Distribution channels are predominantly supercomputing-resource allocations to academic and industry research projects.
Models and products
- Annual INCITE allocation cycles. Distributing supercomputing capacity.
- Supercomputing user facility access. Across Frontier (Oak Ridge), Aurora (Argonne), Perlmutter (Lawrence Berkeley NERSC), and other Department of Energy supercomputing user facilities.
Distribution channels are predominantly supercomputing-resource allocations.
Benchmarks and standing
DOE INCITE evaluation framework focuses on supercomputing-resource allocation execution and scientific impact across funded research projects.
Leadership
As of April 2026, DOE INCITE program senior leadership includes:
- US Department of Energy Office of Advanced Scientific Computing Research (ASCR), principal program leadership.
- Senior program managers across the INCITE program.
Funding and backers
Supercomputing-resource capacity allocated through US federal funding via the Department of Energy.
Industry position
DOE INCITE occupies a distinctive position as one of the principal US government supercomputing-resource allocation programs, with annual INCITE allocation cycles and scientific computing application-area research-project support.
Competitive landscape
- DARPA AI Next, NSF AI Institutes. US government AI research-funding peer programs (with different research-funding focuses).
- Argonne, Oak Ridge, Lawrence Berkeley. Department of Energy national lab peers operating supercomputing user facilities.
- Trillion Parameter Consortium. Multi-national-lab AI research initiative.
- Schmidt Sciences, Open Philanthropy.
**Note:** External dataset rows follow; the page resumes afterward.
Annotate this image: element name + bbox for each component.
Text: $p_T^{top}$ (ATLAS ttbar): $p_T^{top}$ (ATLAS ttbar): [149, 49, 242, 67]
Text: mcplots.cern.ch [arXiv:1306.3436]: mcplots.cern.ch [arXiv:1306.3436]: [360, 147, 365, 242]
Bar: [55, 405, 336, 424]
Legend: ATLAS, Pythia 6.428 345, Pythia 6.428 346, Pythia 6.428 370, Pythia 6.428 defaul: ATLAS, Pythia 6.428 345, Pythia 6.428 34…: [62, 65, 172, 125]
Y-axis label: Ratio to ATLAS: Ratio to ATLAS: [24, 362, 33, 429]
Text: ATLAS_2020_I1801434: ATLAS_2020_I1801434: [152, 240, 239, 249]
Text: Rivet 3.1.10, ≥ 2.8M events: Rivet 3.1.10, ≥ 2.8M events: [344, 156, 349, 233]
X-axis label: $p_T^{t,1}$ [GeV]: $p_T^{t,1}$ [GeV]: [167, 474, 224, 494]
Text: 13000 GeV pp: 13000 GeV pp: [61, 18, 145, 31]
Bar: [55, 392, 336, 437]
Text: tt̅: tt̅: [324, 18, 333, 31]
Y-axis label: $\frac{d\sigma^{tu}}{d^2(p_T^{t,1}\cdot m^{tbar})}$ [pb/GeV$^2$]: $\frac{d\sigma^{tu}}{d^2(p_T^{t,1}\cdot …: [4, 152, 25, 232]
Philanthropic research-funding peers.
Outlook
- The continued annual INCITE allocation cycles through 2026 to 2027.
- Continued supercomputing-resource expansion through US-based exascale-class supercomputer commissioning.
- The continued AI for science research-project allocations.
Sources
- DOE INCITE official site. Program reference.
- Argonne Leadership Computing Facility. INCITE supercomputing user facility.
- Oak Ridge Leadership Computing Facility. INCITE supercomputing user facility.
- US Department of Energy Office of Science. Parent office.
- INCITE program announcement. Program reference.